A young girl is accused of a terrible crime and her family must come to terms with how much they really know about her in Stéphane Demoustier’s sober courtroom drama The Girl with a Bracelet, which premiered at Locarno.
A family day at the beach can end in any number of unpleasant ways, but having a teenaged daughter arrested for her best friend’s murder has to rank pretty highly. And yet Demoustier films the scene with as aloof a calm as the enigmatic silence with which Lise (Mélissa Guers) submits to her ordeal. The police come and take her away as we watch at a distance as if cinematographer Sylvain Verdet was respecting a restraining order and keeping the prescribed distance.
Like many young women of her age, Lise is a mystery to her family. She argues and teases her young brother; she has boyfriends visiting clandestinely and she perturbs her father (Roschdy Zem) who supports her with a weary stoicism. Her mother (Chiara Mastroianni) on the other hand is largely absent, continuing to work throughout most of her trial which takes place a year following the crime with her under house arrest monitored by the titular ankle bracelet.
The workings of the French legal system proceed with relative calm. In a canny casting move, Lise is defended by a motherly – even fairy god-motherly – lawyer played by Annie Mercier whereas the prosecutor attacking Lise is played by the younger Anaïs Demoustier. As the trial goes on Lise is revealed to have more than one secret to hide. The film quickly posits that she is being accused as much for her secret life, her sexuality as for the crime she is alleged to have committed.
It’s here that The Girl with a Bracelet channels that other French classic of judicial examination, Albert Camus’ L’Etranger, where the narrator finds himself condemned not so much for the crime he committed – the book is unambiguous on this point – but rather because he didn’t cry at his mother’s funeral. Here Lise’s life choices fall outside how society wishes to view young women, a point made by her defence council.

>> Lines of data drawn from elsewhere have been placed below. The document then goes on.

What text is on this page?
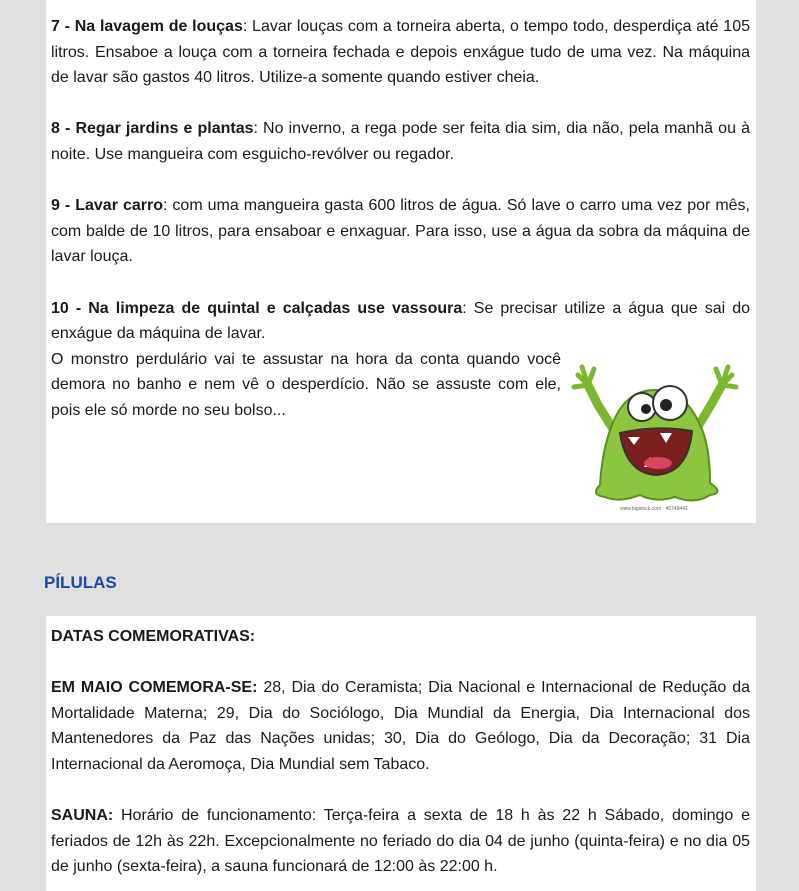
7 - Na lavagem de louças: Lavar louças com a torneira aberta, o tempo todo, desperdiça até 105 litros. Ensaboe a louça com a torneira fechada e depois enxágue tudo de uma vez. Na máquina de lavar são gastos 40 litros. Utilize-a somente quando estiver cheia.

8 - Regar jardins e plantas: No inverno, a rega pode ser feita dia sim, dia não, pela manhã ou à noite. Use mangueira com esguicho-revólver ou regador.

9 - Lavar carro: com uma mangueira gasta 600 litros de água. Só lave o carro uma vez por mês, com balde de 10 litros, para ensaboar e enxaguar. Para isso, use a água da sobra da máquina de lavar louça.

10 - Na limpeza de quintal e calçadas use vassoura: Se precisar utilize a água que sai do enxágue da máquina de lavar.

O monstro perdulário vai te assustar na hora da conta quando você demora no banho e nem vê o desperdício. Não se assuste com ele, pois ele só morde no seu bolso...

www.bigstock.com · 45748441
PÍLULAS

DATAS COMEMORATIVAS:

EM MAIO COMEMORA-SE: 28, Dia do Ceramista; Dia Nacional e Internacional de Redução da Mortalidade Materna; 29, Dia do Sociólogo, Dia Mundial da Energia, Dia Internacional dos Mantenedores da Paz das Nações unidas; 30, Dia do Geólogo, Dia da Decoração; 31 Dia Internacional da Aeromoça, Dia Mundial sem Tabaco.

SAUNA: Horário de funcionamento: Terça-feira a sexta de 18 h às 22 h Sábado, domingo e feriados de 12h às 22h. Excepcionalmente no feriado do dia 04 de junho (quinta-feira) e no dia 05 de junho (sexta-feira), a sauna funcionará de 12:00 às 22:00 h.
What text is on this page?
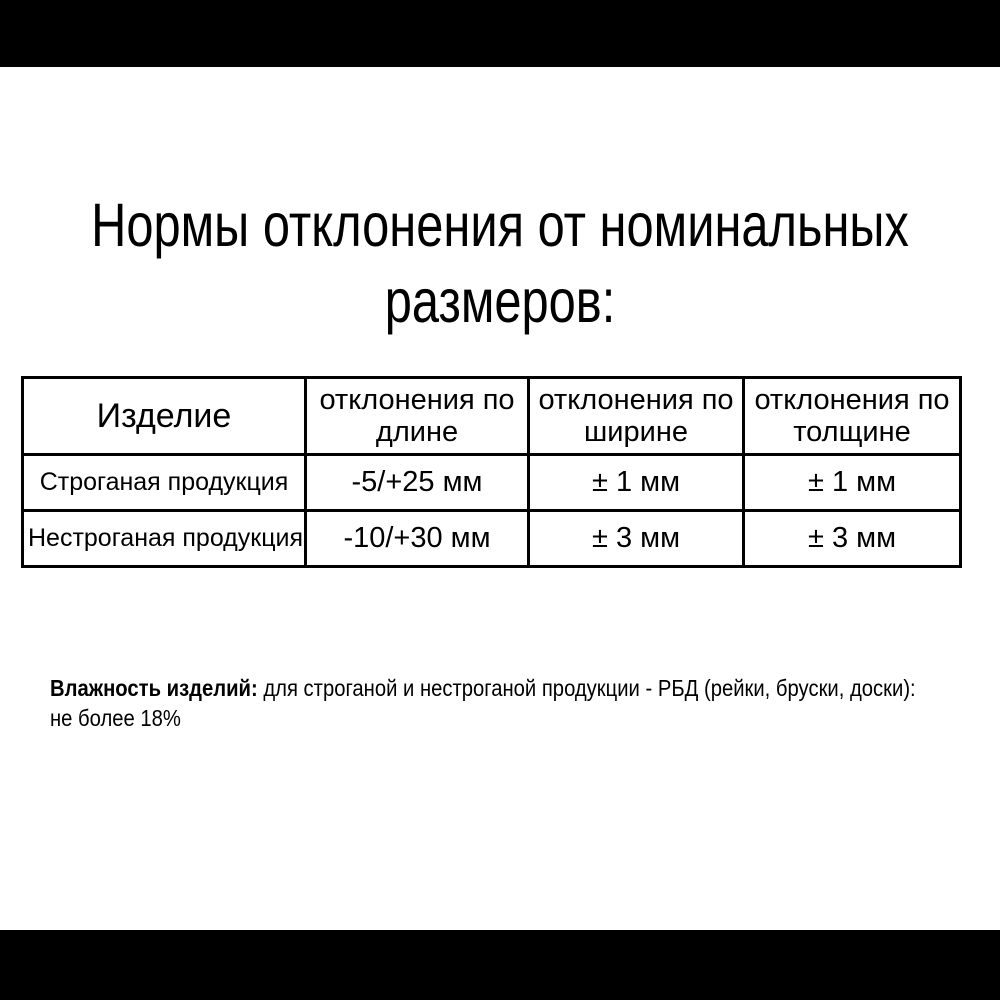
Нормы отклонения от номинальных размеров:
Изделие	отклонения по длине	отклонения по ширине	отклонения по толщине
Строганая продукция	-5/+25 мм	± 1 мм	± 1 мм
Нестроганая продукция	-10/+30 мм	± 3 мм	± 3 мм
Влажность изделий: для строганой и нестроганой продукции - РБД (рейки, бруски, доски):
не более 18%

In a sense, this is the weakness of the film. Camus was denouncing hypocrisy even as it led to justice, but Demoustier’s story shows a French legal system in good working order even if the outcome remains ambiguous. What elevates the film is the superb acting from the ensemble, the restraint of the direction – Verdet’s compositions of the courtroom are particularly impressive – always keeping melodrama at more than arm’s length as well as Carla Pallone’s atmospheric score.
The 72nd Locarno Film Festival takes place from 7-17 August 2019.